Why making things small when they could be big?
Here is another of those times when I am having fun with finger food! The paradox is the following. I think that one of the reasons why I like to make everything small is because I have always known myself as “big“. Not in the sense of kilograms or pounds-I am a lucky one-, although you could think this in view of my food production (and I promise I am not feeding a family of 20), but in the sense of length. The reason why I do not keep the kilograms or pound is because the food goes in the length.
I am not sure whether I should share with you what my dad used to say about my feet as an example. The fact is that when you get older and more mature, you do not care about what used to upset you as a teenager. So this is what my dad used to tell me. Context : I am a true downhill ski lover, and my lovely dad (I know you love me Dad, but you still teased me with this for so long) used to say that I did not need skis to ski since I had my feet, or he nicknamed me “Berthe aux grands pieds” (see note *). But then I replied: Attends, je mesure quand même 1 m 75! (Wait a second, I am 5’9”). So I think it is all right after all.

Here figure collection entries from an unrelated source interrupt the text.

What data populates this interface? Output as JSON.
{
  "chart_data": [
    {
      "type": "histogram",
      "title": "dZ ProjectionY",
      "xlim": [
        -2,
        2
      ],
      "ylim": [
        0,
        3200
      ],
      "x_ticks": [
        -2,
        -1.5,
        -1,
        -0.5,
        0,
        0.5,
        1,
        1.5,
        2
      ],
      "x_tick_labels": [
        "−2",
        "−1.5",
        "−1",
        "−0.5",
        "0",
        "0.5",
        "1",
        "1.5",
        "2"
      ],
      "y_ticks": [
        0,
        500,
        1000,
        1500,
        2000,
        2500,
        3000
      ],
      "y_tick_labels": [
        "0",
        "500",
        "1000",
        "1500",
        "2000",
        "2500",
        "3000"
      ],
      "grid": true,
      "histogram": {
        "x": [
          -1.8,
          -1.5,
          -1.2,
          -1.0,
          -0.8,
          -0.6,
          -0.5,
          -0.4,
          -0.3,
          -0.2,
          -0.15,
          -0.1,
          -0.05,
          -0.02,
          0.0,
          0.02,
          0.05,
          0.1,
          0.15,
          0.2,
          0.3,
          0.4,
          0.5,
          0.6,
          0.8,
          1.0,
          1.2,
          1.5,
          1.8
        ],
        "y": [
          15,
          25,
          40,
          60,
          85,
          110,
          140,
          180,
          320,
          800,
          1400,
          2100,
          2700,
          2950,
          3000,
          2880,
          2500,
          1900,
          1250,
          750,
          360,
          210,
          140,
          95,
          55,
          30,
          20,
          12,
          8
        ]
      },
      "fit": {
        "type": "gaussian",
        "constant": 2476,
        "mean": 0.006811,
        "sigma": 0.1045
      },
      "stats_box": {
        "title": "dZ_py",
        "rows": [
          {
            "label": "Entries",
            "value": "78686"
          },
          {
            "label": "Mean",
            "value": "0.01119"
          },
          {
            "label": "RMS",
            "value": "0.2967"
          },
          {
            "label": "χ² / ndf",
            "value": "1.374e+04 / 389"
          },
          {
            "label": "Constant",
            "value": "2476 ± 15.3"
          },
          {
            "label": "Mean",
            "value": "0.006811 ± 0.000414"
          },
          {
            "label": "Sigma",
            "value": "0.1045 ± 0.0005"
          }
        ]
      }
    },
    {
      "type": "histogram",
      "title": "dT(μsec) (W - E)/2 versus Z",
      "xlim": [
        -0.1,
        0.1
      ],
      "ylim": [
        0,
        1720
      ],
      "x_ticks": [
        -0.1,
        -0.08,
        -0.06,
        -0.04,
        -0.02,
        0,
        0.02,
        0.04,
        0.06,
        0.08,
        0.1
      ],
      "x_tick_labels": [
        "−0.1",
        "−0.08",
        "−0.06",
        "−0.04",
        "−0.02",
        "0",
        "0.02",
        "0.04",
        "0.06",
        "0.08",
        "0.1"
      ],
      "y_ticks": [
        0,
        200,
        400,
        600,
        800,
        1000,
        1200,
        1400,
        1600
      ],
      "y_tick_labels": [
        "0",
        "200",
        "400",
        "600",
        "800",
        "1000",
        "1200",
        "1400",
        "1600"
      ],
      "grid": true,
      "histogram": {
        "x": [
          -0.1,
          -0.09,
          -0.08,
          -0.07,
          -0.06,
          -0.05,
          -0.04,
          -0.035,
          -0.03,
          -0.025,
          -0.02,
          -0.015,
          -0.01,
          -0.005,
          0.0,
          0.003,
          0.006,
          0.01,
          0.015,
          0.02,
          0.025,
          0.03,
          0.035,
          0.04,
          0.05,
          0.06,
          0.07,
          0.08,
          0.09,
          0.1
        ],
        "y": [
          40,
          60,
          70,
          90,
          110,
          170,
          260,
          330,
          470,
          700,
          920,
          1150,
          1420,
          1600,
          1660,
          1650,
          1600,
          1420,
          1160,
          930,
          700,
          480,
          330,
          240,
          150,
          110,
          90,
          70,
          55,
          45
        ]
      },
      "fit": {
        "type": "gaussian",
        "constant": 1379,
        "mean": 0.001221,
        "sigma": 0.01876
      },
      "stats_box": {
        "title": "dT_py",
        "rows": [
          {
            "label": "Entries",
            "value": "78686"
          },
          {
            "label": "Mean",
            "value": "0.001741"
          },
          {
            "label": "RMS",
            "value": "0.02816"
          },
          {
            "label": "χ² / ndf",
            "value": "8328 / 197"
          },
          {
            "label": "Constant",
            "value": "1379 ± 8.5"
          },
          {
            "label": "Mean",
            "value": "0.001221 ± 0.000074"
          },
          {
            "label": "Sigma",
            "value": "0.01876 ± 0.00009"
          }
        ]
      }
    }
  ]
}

Making things small today might be a good way to fulfill the frustration I experienced as a younger girl. Always too tall for my age! Who knows why! But do we care? I don’t think so. And you probably don’t either.
So let’s just focus on my Raspberry Feuilletés!
- Puff pastry
- Mascarpone cheese
- Orange essence
- Confectioner sugar
- Sugar (thin grains, I like the evaporated cane sugar)
- 1 egg yolk
- Fresh basil
Measurements are given below in the steps.
- Mix together 1/2 cup mascarpone cheese with 1 tsp orange essence and 1 tbsp confectioner sugar.
- Preheat your oven at 400 F (200 C)
- Roll your dough and cut 1 1/2 inch (4 cm) squares.
- Prepare your egg wash.
- Beat the egg yolk with a drop of water. On each square, brush some of the egg wash.
- Sprinkle some sugar.
- Make tiny holes on dough with a fork to prevent the dough from rising and place in the oven for 15 mns or so (check regularly, the time might vary).
- Take out and let cool down.
- Place the mascarpone preparation in a decoration bag.
- On one piece of pastry, place some cream, place another square of pastry.
- Sprinkle with confectioner sugar.
- Add more cream and a raspberry.
- Add a twig of basil.
- Repeat for as many amuse-bouches as you need.
The real bonus is that like with any finger food, you only need one movement within less than 1 second to get the food down your throat. And enjoy!
*Note: Berthe aux grands pieds was the nickname given to Bertrade who married the king Pépin le Bref in the 8th century. Aux grands pieds literally means with long feet.